Alexander Yakovlev

Alexander Yakovlev is a modern photographer from Moscow who Photographers dancers in motion. His work abstracts the bodies of the dancers creating striking and intriguing shapes through performance. Yakovlev’s work is all about capturing a moment in time that would other wise be lost, his images capture an exact second in time, a moment of expression through the bodies of the dancers. His images are intense yet graceful, the striking poses create shapes within the photographs making the dancers almost inhuman, in particular the images in the series, ‘Ballet Time’. The body language of the women distorts them creating abstract shapes, in all of the images in this series, the women’s faces are covered in some way, whether it be with hair, material or body parts. This adds to the dehumanising of the women, the extraction of a face makes them impersonal, unreliable, to the audience.
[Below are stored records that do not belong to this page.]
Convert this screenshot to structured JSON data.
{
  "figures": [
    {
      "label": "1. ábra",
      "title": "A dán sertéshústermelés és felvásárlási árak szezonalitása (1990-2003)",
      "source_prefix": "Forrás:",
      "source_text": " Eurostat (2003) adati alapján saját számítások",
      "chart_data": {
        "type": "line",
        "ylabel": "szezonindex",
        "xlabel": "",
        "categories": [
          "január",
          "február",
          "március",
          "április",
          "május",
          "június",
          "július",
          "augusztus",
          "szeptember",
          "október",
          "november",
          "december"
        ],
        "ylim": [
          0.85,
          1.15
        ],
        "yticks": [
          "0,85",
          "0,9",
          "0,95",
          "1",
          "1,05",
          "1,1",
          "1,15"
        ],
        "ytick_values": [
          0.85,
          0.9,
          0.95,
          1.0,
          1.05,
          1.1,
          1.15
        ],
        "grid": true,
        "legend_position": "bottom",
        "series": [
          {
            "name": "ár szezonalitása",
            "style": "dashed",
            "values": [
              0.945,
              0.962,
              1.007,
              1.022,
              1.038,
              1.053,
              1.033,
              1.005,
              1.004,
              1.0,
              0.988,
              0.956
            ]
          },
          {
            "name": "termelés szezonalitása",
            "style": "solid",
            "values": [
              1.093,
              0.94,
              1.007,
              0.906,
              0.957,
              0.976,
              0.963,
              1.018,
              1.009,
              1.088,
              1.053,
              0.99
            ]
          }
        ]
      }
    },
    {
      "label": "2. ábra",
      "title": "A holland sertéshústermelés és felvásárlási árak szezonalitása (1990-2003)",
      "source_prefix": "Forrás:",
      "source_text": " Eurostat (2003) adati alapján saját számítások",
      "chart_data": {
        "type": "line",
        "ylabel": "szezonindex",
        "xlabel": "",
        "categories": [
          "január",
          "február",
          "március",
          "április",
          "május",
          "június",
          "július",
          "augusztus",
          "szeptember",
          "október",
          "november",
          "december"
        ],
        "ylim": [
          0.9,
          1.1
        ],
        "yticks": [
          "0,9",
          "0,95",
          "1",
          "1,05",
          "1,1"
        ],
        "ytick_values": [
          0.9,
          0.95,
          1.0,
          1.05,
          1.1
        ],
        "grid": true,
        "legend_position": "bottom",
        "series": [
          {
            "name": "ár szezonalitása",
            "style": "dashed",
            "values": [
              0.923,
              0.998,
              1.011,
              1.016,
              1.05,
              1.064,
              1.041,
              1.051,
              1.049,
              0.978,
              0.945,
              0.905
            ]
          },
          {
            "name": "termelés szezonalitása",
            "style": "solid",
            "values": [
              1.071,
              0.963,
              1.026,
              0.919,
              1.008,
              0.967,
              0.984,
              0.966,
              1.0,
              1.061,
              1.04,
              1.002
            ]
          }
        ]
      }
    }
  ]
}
I think that Yakovlev has done this to not only make the bodies of the dancers the focal point, but to also show how expression of emotion is not just shown through the face, but through body language too. It also adds the element of mystery to the images, the viewers don’t know who these women are, or why they are positioned in that way, or even what they have got to hide, the removal of the face creates a mask between the model and the viewer.

In the series ‘Mirages’ the images are more about capturing the decisive moment. Using an extremely fast shutter speed Yakovlev has successful captured every detail of the images, capturing a moment that would otherwise be lost in time, and impossible to capture with the naked eye. These images show dancers in motion yet still frozen in time, he has presented the beauty of the art of dance in a single image. Yakovlev describes his work as “looking at the art of dance through different angles”. The images in this series really express this, as they are a way of looking at dance in a way that could not be seen before.

The work of Alexander Yakovlev interested me because of the way that he freezes time within his images. This is something that I want to achieve in my own work, capturing a moment of expression and making it last a life time. I want to use Yakovlev’s series as inspiration for my own shoots, and captutre the decisive moment that emotion is released.